Represented by barrister Jon Kenny, instructed by solicitor Gabriel Toolan, the Coynes claim the decision does not comply with planning regulations, the 2000 Planning and Development Act and the EU Directive on Environmental Impact Assessments.

They argue that the board failed to assess, identify and describe the environmental impact that will result from carbon dioxide emissions produced as a result of the proposed development. No regard was given by the board to the 2015 Climate Action and Low Carbon Development Act, it is alleged.

The grant of permission, it is claimed, will result in the production of very significant amount of carbon dioxide emissions, which has breached the Coynes constitutional right to life, bodily integrity and to a healthy environment.

They also claim they will suffer major loss of amenity, privacy as well serious disturbance to the equine business they operate from their home if the centre and the associated works are carried out.

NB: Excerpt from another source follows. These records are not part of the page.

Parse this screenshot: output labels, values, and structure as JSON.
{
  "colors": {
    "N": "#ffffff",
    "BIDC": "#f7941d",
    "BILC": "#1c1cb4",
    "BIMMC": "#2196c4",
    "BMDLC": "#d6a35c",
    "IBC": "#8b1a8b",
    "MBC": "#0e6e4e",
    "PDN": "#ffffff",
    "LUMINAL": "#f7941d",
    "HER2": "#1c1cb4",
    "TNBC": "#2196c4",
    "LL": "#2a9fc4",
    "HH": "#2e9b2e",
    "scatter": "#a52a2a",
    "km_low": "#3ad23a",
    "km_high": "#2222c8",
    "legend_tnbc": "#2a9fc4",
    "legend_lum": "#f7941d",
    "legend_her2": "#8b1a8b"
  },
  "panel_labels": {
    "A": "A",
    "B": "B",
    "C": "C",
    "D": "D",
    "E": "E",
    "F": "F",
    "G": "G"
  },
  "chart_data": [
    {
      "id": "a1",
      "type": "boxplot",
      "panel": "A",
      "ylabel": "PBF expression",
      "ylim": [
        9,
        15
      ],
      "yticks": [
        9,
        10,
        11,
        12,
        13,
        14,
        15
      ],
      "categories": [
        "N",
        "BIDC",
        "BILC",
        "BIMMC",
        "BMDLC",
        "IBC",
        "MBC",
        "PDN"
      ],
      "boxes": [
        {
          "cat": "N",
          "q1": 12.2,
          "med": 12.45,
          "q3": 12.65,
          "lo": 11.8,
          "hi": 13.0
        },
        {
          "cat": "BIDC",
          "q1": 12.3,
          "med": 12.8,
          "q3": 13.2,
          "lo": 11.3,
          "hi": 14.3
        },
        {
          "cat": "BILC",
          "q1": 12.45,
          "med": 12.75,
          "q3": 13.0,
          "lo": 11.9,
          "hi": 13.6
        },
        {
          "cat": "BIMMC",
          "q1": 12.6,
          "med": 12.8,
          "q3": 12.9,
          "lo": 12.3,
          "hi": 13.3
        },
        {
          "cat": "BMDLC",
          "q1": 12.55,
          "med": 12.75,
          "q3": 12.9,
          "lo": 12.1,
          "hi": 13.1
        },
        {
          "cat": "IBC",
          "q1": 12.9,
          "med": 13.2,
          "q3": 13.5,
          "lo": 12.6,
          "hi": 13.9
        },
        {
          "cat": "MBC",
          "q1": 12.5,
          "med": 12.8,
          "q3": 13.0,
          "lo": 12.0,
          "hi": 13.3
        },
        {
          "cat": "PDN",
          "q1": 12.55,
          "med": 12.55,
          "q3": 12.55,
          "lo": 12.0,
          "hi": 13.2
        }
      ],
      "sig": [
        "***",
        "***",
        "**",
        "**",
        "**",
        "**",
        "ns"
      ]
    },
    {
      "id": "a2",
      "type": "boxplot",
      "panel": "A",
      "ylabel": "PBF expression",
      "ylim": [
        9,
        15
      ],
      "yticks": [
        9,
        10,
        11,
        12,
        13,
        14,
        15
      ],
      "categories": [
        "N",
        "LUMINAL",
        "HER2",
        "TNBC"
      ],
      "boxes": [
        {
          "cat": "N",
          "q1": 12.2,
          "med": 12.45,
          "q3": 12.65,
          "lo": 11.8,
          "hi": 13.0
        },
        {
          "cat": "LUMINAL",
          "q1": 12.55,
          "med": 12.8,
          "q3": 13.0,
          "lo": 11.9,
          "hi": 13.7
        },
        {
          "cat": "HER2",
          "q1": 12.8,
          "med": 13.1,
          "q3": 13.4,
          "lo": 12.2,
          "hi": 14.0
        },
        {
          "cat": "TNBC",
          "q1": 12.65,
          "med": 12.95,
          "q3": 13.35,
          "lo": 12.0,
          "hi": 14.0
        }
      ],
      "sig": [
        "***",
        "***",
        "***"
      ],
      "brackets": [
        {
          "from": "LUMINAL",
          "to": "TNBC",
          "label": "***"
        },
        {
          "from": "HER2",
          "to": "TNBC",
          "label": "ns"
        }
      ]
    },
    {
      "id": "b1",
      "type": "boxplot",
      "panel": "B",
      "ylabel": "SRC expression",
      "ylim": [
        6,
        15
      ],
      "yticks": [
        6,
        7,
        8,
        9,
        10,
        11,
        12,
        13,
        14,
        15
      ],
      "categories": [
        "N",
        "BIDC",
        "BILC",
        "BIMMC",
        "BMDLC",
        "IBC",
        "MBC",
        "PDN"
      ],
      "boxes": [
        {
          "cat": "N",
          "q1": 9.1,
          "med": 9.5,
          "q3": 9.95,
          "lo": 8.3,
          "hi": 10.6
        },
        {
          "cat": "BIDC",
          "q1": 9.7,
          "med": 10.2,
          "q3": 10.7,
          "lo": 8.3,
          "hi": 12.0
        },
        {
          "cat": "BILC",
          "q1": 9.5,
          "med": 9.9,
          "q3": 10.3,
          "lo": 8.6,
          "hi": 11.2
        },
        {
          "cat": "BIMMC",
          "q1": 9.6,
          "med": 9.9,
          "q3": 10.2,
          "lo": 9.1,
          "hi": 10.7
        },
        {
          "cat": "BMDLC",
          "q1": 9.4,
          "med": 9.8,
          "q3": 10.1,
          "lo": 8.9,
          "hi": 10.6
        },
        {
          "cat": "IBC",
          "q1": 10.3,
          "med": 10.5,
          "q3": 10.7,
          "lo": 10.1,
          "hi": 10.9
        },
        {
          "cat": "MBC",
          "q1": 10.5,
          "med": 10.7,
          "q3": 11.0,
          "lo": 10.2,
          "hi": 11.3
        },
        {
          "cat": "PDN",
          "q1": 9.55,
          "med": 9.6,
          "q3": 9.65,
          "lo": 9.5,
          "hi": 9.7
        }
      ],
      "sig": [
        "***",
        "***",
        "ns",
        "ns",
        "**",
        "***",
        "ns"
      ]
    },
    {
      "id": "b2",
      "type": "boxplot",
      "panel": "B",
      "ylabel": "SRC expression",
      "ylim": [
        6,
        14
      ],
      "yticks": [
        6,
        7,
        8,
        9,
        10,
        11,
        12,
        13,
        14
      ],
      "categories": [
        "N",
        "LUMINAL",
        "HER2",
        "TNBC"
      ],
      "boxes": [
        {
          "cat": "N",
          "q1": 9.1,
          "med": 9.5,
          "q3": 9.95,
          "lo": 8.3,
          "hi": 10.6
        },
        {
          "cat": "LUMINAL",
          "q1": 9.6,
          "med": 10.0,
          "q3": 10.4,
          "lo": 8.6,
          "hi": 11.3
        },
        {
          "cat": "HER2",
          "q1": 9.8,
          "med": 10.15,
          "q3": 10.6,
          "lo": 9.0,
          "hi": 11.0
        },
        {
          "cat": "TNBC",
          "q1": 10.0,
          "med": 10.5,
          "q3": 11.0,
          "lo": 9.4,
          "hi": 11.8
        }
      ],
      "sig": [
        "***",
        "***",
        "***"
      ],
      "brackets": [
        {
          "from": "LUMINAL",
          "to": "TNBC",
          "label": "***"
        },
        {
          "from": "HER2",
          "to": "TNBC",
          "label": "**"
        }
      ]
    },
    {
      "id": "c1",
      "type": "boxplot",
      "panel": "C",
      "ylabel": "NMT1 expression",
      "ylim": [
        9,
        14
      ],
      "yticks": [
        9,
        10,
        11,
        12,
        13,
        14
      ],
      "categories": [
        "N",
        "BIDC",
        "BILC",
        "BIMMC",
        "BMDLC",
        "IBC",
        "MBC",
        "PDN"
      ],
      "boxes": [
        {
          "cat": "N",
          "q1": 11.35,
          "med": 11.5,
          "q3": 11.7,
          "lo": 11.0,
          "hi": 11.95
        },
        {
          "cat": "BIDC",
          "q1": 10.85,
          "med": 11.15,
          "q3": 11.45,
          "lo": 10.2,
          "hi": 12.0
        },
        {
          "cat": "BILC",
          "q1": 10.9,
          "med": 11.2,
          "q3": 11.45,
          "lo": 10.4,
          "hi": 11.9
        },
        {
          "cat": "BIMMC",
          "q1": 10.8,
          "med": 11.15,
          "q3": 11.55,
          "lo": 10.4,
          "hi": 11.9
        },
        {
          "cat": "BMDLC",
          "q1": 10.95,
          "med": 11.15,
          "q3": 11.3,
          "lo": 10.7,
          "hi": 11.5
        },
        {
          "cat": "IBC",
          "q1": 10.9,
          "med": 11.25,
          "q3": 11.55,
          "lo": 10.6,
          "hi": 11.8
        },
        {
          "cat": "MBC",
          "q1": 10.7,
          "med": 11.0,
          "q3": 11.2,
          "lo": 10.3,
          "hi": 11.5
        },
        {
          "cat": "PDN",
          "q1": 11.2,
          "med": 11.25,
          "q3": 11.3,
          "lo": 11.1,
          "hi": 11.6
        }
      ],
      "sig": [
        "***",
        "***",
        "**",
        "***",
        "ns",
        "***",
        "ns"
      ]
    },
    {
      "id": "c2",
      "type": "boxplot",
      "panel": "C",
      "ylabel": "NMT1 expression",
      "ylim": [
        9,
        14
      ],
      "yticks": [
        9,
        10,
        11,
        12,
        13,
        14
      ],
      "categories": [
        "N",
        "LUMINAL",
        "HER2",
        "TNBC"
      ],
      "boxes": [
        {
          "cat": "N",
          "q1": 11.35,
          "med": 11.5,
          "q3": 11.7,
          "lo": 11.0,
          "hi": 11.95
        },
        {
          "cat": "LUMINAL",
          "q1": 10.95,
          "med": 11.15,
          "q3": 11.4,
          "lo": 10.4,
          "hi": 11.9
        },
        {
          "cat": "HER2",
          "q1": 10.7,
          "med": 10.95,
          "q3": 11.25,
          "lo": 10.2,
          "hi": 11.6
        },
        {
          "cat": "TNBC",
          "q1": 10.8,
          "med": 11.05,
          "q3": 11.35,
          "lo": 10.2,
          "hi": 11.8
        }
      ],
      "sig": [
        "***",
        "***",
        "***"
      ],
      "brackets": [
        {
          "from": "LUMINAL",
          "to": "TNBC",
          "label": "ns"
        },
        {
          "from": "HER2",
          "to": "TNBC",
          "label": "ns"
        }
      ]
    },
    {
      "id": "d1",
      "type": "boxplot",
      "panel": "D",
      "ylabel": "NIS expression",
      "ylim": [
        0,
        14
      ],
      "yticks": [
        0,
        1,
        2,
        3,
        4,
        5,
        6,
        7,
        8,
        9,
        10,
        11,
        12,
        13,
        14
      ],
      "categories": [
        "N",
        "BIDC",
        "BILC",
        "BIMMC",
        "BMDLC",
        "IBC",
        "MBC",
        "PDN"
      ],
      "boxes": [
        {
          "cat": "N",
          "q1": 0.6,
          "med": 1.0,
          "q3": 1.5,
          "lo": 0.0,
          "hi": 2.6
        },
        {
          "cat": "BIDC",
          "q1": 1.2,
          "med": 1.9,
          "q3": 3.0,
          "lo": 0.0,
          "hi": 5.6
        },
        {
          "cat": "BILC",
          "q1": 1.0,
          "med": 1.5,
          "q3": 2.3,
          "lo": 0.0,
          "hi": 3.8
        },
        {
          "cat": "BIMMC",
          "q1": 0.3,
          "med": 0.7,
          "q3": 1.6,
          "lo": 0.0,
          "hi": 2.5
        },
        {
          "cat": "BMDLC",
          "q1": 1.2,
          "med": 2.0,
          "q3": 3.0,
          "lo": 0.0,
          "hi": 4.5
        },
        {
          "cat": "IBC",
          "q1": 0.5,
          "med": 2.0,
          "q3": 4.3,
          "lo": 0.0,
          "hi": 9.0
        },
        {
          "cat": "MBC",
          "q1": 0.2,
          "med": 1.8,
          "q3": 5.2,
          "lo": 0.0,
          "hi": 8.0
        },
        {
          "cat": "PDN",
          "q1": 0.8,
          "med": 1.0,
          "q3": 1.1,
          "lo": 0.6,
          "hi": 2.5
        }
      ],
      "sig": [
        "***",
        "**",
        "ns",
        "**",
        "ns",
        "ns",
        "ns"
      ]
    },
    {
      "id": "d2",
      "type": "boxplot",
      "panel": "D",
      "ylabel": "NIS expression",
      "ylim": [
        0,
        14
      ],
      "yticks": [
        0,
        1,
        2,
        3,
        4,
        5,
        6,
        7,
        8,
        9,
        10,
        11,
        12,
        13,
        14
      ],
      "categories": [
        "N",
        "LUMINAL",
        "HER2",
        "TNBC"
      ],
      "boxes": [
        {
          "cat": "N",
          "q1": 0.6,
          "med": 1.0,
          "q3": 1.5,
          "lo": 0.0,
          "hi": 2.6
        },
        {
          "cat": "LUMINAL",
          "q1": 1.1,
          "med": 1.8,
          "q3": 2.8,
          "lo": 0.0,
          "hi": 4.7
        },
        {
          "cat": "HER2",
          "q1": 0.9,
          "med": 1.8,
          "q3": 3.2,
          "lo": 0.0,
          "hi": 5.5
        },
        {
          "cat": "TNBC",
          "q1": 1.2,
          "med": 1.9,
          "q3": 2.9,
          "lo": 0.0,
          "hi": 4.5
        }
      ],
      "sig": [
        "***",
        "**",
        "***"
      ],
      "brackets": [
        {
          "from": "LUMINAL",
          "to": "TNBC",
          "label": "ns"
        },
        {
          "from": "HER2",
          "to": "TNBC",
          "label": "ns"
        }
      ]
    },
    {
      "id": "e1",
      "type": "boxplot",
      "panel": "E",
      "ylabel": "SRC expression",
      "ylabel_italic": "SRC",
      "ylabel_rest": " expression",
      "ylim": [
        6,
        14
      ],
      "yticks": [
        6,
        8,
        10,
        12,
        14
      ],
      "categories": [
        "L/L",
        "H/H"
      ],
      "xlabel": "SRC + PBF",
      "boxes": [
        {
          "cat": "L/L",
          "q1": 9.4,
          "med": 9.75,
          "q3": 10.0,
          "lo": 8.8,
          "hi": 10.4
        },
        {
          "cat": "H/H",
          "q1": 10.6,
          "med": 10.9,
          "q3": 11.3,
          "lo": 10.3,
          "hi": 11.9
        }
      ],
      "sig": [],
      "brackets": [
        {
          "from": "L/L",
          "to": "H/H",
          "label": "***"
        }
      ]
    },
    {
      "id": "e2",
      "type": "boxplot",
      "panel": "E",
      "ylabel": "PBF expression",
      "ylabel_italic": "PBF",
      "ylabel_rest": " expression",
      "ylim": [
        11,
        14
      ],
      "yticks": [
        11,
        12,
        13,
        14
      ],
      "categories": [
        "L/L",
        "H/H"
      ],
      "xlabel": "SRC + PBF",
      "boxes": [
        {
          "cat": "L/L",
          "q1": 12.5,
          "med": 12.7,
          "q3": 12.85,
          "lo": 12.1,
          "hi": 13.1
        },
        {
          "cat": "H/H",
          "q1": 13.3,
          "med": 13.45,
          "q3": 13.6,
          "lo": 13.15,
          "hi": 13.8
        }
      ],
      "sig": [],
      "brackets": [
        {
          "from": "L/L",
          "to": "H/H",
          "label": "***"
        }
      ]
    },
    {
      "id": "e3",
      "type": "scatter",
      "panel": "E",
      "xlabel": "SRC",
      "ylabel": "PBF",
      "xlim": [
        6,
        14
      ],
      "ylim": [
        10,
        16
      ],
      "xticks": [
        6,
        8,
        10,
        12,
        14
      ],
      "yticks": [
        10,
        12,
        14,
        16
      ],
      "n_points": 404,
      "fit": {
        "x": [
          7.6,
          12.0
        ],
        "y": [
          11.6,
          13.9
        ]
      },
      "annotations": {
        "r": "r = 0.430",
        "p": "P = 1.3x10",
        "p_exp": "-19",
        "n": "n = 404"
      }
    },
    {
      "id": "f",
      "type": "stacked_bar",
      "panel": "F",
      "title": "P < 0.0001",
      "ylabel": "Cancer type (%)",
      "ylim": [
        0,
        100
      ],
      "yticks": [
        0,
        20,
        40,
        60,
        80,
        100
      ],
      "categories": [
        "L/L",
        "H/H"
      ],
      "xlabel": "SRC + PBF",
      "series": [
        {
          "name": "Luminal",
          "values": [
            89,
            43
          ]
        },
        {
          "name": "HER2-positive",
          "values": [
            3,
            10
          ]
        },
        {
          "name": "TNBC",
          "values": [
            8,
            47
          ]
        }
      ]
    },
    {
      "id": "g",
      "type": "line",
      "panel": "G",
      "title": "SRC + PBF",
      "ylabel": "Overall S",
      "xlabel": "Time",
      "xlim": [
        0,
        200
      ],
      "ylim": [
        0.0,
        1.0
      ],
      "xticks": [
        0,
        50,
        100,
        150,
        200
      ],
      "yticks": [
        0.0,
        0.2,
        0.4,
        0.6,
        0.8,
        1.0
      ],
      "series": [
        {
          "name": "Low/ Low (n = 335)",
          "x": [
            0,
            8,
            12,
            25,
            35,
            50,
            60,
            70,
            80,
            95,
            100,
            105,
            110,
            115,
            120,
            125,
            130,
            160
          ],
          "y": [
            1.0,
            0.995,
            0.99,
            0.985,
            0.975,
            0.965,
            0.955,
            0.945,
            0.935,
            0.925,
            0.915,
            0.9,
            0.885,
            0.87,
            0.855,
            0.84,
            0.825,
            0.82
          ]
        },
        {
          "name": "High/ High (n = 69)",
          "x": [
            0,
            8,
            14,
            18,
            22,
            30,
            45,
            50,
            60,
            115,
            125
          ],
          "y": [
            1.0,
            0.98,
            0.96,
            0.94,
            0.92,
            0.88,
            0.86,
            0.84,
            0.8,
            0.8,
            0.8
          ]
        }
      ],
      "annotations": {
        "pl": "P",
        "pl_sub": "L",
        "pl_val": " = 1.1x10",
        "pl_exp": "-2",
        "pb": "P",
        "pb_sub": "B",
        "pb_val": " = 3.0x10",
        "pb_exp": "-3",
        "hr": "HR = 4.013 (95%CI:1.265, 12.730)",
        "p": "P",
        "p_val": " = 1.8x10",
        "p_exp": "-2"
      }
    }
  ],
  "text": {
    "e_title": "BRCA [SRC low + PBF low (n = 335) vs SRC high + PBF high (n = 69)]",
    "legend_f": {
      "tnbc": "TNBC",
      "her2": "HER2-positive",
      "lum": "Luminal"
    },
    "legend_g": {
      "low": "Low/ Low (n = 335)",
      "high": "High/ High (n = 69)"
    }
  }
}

Counsel said the developer had originally proposed to build an energy centre on the site to provide some of the power it requires. That part of proposed development was dropped, impacting on the levels of carbon dioxide the centre would generate, when the application for planning permission went before the board.

This substantial change to the original proposal was not properly assessed by the board counsel said.

Counsel said another aspect of the Coynes’ challenge was that the board failed to properly assess the impact that proposed roadways and a roundabout on the site will have on his clients.

The decision also contravenes the EU Habitats Directive, counsel said.

In judicial review proceedings against the board, Ireland and the Attorney General, the Coynes seek orders including quashing the board’s decision to allow the data centre be constructed. EngineNode Ltd is a notice party to the proceedings.

In a second set of what are related proceeding, the Coynes are also challenging the board’s decision to allow a substation and grid connection works, associated with the proposed data centre, at Bracetown and Gunnock which are north of Clonee.

They also want to have that decision by the board quashed.

After hearing submissions from counsel Mr Justice Simons said he was satisfied to grant the Coynes permission, on an ex-parte basis, to bring both their challenges.

The judge said the case raised important points of domestic and EU law, aspects of which have yet to be determined by the courts.

The judge also put a stay on the decisions, which prevents any works being carried out on the site, until the matter next returns before the court. He also gave the parties permission to return to court to seek to have the stay lifted.

The matter will return before the High Court in October when the new legal term commences.